Thanks to improved management techniques during the 1980s, many countries reformed their administrations. These reforms followed two main tracks: organizational reform and streamlining the bureaucracy.
In the UK, the number of civil servants was cut from 720,000 to 460,000 between 1980 and 1998, a decrease of almost 37 percent. In the US, the number of civil servants in the federal government was cut from 3.03 million in 1993 to 2.66 million by 1998. Even Japan, where even private enterprise offers lifetime employment, a group of eight cities cut their bureaucracies by 50,000 people between 1997 and 1999.
BOOSTING BUREAUCRACY
In Taiwan, however, administrative reform is constantly obstructed by bureaucrats. During the 1990s, we only managed to freeze the provincial government and the Organic Act of the Executive Yuan (行政院組織法) was only passed last year, delayed by 30 years.
Instead of streamlining bureaucracy, the government has created four new special municipalities, which means that their civil servants can get a pay raise and the cities can increase their bureaucracies by 22,000 people. There is already a large number of superfluous employees, making it increasingly difficult to establish a mechanism for reducing the number of civil servants.
That is also why the benefits offered to Taiwan’s civil servants are among the best in the world.
BALANCE
However, the principle of balancing job security and pay says that with good job security, pay does not have to be that high, and, conversely, with high pay, you don’t need the most advanced job security.
Taiwanese civil servants have among the most secure jobs in the world, with a monthly pension and 18 percent preferential bank interest, giving them an income replacement ratio — the percentage of the working income needed to maintain a desired standard of living in retirement — of almost 95 percent, the best in the world and far ahead of most normal countries.
In some countries, the income replacement ratio for civil servants is between 50 percent and 60 percent. In Japan, for example, it is 34 percent, almost one-third of Taiwan’s, and in Germany it is 40 percent, less than half of Taiwan’s.
OTHER EXAMPLES
In France it is 51 percent, in South Korea it is 67 percent, and in Austria, where it is very high, it is still less than 80 percent.

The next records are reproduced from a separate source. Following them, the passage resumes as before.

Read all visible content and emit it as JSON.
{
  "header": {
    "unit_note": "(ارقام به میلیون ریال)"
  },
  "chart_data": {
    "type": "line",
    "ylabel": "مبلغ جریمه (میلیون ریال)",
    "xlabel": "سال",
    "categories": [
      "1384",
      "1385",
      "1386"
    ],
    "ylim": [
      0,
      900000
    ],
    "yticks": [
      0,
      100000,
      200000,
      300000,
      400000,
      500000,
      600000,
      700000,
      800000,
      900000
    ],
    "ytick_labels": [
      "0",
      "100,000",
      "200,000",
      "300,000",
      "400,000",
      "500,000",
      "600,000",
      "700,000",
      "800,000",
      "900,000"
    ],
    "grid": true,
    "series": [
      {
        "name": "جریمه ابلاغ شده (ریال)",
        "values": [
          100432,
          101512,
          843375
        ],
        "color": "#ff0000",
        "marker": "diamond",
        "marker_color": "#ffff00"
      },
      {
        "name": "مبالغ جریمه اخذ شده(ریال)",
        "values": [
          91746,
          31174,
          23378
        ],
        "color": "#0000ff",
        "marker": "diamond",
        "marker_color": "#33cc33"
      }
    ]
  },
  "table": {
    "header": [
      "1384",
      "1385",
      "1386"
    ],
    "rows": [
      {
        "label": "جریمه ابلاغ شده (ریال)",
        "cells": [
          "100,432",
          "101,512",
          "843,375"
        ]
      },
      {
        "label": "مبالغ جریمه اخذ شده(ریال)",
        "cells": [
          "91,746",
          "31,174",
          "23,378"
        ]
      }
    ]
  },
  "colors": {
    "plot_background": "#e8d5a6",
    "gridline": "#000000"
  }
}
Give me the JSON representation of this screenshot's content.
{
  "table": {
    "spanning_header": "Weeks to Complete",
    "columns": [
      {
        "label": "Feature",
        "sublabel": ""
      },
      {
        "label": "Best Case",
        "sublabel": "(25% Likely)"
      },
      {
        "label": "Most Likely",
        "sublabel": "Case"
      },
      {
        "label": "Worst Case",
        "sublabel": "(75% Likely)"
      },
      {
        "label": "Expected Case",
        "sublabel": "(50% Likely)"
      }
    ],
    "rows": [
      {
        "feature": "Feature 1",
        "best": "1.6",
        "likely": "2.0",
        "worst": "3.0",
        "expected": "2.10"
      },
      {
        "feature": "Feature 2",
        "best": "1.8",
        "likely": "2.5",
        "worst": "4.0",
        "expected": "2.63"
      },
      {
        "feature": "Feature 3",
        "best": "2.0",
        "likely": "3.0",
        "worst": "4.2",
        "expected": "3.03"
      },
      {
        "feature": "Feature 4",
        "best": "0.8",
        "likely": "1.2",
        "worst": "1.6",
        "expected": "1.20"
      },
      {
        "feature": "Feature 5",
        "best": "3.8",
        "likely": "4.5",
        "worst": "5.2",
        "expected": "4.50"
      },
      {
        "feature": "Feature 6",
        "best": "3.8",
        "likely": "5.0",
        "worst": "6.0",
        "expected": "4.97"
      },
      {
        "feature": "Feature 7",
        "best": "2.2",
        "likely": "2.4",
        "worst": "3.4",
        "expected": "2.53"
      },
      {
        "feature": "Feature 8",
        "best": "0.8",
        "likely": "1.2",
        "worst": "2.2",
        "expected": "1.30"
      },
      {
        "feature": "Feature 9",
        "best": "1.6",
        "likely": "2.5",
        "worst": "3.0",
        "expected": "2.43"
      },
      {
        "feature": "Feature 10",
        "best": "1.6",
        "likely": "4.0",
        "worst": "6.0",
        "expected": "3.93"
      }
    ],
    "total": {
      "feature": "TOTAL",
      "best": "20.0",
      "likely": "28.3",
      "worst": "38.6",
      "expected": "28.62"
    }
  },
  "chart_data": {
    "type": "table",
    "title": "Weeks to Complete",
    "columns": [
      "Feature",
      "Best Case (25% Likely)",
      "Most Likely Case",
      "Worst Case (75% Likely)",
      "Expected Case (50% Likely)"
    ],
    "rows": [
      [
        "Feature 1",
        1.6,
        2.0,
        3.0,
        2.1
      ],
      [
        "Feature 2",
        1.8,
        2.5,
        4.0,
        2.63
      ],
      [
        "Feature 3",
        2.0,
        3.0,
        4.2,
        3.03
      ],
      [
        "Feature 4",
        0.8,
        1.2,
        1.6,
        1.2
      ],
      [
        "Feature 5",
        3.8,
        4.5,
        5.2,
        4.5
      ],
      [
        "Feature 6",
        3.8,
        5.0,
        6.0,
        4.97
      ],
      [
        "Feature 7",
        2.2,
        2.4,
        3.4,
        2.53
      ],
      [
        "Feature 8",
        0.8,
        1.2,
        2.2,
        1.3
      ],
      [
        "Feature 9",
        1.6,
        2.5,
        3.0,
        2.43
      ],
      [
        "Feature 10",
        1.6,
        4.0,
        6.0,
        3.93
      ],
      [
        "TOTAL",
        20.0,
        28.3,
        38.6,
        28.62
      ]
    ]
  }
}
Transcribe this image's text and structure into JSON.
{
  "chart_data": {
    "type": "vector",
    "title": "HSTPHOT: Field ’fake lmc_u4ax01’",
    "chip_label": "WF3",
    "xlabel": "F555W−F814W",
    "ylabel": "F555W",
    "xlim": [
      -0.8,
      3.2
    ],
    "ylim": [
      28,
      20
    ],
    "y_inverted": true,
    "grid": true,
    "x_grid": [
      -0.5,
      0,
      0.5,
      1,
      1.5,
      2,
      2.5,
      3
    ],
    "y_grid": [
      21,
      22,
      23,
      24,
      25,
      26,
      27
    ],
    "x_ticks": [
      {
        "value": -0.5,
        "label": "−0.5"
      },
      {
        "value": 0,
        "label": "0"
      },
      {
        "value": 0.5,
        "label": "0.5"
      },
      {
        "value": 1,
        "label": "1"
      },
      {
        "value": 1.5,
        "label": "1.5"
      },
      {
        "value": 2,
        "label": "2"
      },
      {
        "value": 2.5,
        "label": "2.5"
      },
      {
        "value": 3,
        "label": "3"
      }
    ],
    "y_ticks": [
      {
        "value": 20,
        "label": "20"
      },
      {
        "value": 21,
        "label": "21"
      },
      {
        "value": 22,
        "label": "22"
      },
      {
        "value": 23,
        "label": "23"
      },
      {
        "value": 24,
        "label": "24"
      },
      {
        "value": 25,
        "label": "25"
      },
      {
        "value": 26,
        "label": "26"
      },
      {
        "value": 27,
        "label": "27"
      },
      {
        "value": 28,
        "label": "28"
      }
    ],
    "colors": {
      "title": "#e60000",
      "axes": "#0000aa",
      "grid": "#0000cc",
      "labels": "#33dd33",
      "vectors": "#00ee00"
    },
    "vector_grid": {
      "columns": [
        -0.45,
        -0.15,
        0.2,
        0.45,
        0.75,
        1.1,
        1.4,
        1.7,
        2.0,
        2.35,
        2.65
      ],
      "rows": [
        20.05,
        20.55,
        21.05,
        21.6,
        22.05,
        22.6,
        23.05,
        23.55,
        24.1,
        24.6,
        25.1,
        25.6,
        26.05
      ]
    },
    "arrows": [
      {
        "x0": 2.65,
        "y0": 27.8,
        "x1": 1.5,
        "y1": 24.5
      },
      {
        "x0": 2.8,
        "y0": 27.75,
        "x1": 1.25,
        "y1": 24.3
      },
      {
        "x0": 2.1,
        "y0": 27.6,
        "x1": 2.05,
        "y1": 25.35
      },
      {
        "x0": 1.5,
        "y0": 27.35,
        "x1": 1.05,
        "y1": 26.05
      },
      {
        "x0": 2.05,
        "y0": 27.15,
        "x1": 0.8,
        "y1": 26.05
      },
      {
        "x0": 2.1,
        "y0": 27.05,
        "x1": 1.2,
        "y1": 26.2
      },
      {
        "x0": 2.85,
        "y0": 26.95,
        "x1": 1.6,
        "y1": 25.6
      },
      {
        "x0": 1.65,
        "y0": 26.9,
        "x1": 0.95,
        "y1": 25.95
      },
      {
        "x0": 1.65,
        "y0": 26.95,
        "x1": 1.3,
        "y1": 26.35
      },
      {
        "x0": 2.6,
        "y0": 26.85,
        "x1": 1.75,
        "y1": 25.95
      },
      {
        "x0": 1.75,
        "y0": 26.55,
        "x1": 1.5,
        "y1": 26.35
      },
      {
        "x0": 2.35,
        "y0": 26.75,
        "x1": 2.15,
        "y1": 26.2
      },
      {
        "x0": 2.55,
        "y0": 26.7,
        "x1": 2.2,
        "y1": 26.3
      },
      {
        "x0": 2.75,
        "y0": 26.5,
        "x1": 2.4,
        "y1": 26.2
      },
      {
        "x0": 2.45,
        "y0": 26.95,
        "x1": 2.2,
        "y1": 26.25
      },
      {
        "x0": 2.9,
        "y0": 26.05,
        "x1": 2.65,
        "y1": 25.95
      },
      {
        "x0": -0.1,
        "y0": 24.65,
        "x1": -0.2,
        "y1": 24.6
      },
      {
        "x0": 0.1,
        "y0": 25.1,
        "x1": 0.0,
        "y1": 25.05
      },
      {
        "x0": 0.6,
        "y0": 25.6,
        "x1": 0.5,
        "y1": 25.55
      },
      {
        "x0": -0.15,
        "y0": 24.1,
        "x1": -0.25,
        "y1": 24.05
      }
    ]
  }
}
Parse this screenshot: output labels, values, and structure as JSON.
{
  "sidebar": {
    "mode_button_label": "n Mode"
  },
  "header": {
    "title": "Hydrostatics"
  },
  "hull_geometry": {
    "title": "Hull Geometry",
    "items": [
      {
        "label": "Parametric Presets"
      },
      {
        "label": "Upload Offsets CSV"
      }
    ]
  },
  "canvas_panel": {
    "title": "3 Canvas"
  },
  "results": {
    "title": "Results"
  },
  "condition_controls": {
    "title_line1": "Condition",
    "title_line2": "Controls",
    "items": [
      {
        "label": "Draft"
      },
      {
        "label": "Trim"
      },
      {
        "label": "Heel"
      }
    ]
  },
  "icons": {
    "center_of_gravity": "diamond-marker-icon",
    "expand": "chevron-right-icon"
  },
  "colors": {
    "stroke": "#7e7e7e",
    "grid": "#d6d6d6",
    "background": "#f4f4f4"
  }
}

This kind of comparison makes it even clearer how extremely liberal the compensation is in Taiwan. Even for the most privileged Taiwanese workers the income replacement ratio is not more than 46 percent, far behind the military personnel, civil servants and teachers with their 18 percent interest rate.
According to the -Directorate-General of Budget, Accounting and Statistics, salaries in the private sector have not risen for several years, but the regular salary of a civil servant in 2006 was NT$62,167, compared with a regular salary for a blue collar or service industry worker of NT$36,126.
Both job guarantees and salaries are high for Taiwan’s civil servants. As a result, the treasury is in crisis as personnel expenditures every year make up one-quarter of the national budget, among the highest proportions in the world.
This situation is nothing if not unconscionable.
Lin Cho-shui is a former Democratic Progressive Party legislator.